Every state has an obligation to ensure injured workers can access the care they need with as few roadblocks as possible. That means empowering doctors to furnish treatment with minimal friction.
For a great example, look to the streamlined process physicians in the State of New York use to obtain authorization for treatment.
New York has a simple rule: Generally, treatment is automatically authorized if the state’s Medical Treatment Guidelines (MTG) recommend the treatment. No payer authorization is required because New York allows the MTG—rather than payers—to dictate care.
Further, when authorization is required, the New York Workers’ Compensation Board (WCB) provides a portal for physicians to submit treatment requests (and for payers to respond). This seamless, abuse-resistant process allows the NY WCB to monitor and collect data about physicians’ requests and payers’ responses.
Contrast this with states like California, where every treatment (down to a Tylenol) for an injured worker is subject to a convoluted Utilization Review (UR) process, even when the California Medical Treatment Utilization Schedule (MTUS) supports the treating physician’s recommendations.
Annually, California physicians fax millions of Request for Authorization (RFA) forms to thousands of payers requesting approval for millions of treatments. Even more alarming, the California Division of Workers’ Compensation (CA DWC) exercises zero regulatory oversight, allowing payers to ignore these (faxed) RFAs or non-compliantly deny them with no consequences.
The costs of needless, redundant UR ultimately fall on California employers, whose workers’ comp premiums pay for the micro-mismanagement of their employees’ treatment.
New York is committed to quickly returning injured workers to work and containing employers' costs. California is entrenched in delaying care and preventing quick returns to work—while driving up costs for employers (and profits for UR organizations).
California and New York maintain similar state-approved treatment guidelines (both draw from the American College of Occupational and Environmental Medicine’s guidelines). However, there’s a crucial difference between the two states’ approaches to authorization:
In California, if a claims administrator fails to respond to a physician’s RFA, the physician must re-fax (and re-fax) the RFA. There is no regulatory oversight to enforce timely decisions. Further, there is no regulatory oversight to prevent claims administrators from non-compliantly denying medically necessary treatment.
In New York, providers only submit Prior Authorization Requests (PARs) using the state-monitored WCB portal for the following:
In most cases, New York providers don’t need the claims administrator’s—or anyone else’s—permission to treat an injured worker in adherence to the MTG. This means physicians (and New York employers) are not burdened by the administrative costs and resources of submitting excessive PARs.
In New York, if the claims administrator fails to respond to a PAR, treatment is deemed approved. Further, all PARs are submitted and responded to in the NY WCB On-Board system, enabling the WCB to closely monitor claims administrator compliance.
Of note, many New York physicians submit PARs using the On-Board system to receive confirmation that a treatment adheres to the MTG to avoid non-compliant payment denials. However, such PARs are optional.

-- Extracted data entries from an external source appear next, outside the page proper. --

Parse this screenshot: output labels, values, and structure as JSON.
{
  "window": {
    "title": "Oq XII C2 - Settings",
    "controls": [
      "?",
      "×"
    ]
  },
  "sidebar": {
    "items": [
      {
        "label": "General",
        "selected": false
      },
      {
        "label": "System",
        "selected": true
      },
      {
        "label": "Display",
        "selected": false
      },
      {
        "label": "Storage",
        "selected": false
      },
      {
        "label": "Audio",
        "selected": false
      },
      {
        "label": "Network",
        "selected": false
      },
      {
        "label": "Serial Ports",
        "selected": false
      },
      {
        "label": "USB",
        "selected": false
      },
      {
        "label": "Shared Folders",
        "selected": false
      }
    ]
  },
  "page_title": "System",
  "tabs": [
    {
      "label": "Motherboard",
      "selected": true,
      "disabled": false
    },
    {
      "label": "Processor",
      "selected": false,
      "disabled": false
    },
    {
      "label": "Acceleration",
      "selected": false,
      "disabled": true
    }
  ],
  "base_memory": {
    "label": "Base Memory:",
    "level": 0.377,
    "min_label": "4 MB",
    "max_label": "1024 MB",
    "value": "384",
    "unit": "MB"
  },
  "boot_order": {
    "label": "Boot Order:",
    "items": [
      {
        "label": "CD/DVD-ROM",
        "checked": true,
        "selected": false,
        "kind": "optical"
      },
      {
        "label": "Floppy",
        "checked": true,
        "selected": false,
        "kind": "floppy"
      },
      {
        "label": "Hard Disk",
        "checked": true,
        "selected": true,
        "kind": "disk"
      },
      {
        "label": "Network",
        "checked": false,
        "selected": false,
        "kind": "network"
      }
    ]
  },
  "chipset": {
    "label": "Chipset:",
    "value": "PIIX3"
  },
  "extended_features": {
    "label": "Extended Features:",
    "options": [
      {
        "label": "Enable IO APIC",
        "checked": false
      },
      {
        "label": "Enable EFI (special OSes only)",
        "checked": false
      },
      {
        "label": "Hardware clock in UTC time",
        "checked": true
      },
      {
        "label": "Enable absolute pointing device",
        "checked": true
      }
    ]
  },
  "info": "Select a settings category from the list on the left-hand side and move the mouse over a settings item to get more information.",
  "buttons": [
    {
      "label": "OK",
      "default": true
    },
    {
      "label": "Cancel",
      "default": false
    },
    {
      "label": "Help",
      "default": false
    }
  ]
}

The consequences of California’s payer-controlled authorization approach manifest in injured workers' delayed recovery and (much) higher employer costs.
According to the Workers’ Compensation Insurance Rating Bureau, work injuries in California take twice as long to resolve as the national median. California employers also spend twice as much to settle injury claims as the national median, mainly due to “frictional costs” like UR and legal battles over authorization.
These dismal and costly results reflect the obstacles to delivering medically necessary care, and the absence of CA DWC oversight which allows claims administrators to delay and deny care without consequences.
In California, why does it take two doctors (one working for the payer) to determine if every recommended treatment adheres to state guidelines? Could California benefit from New York’s example and simply let doctors treat injured workers according to evidence-based guidelines?
Without argument, injured workers and employers would benefit from a functioning regulatory agency (like the NY WCB) that protects injured workers and providers, and by extension, employers.
Unfortunately, the apparent benefits of the New York approach conflict with California's profit motive, which apparently informs the CA DWC and California legislators more than the welfare of injured workers. In California, the longer it takes to heal an injured worker, the more the cash register rings for certain companies (and their private equity owners).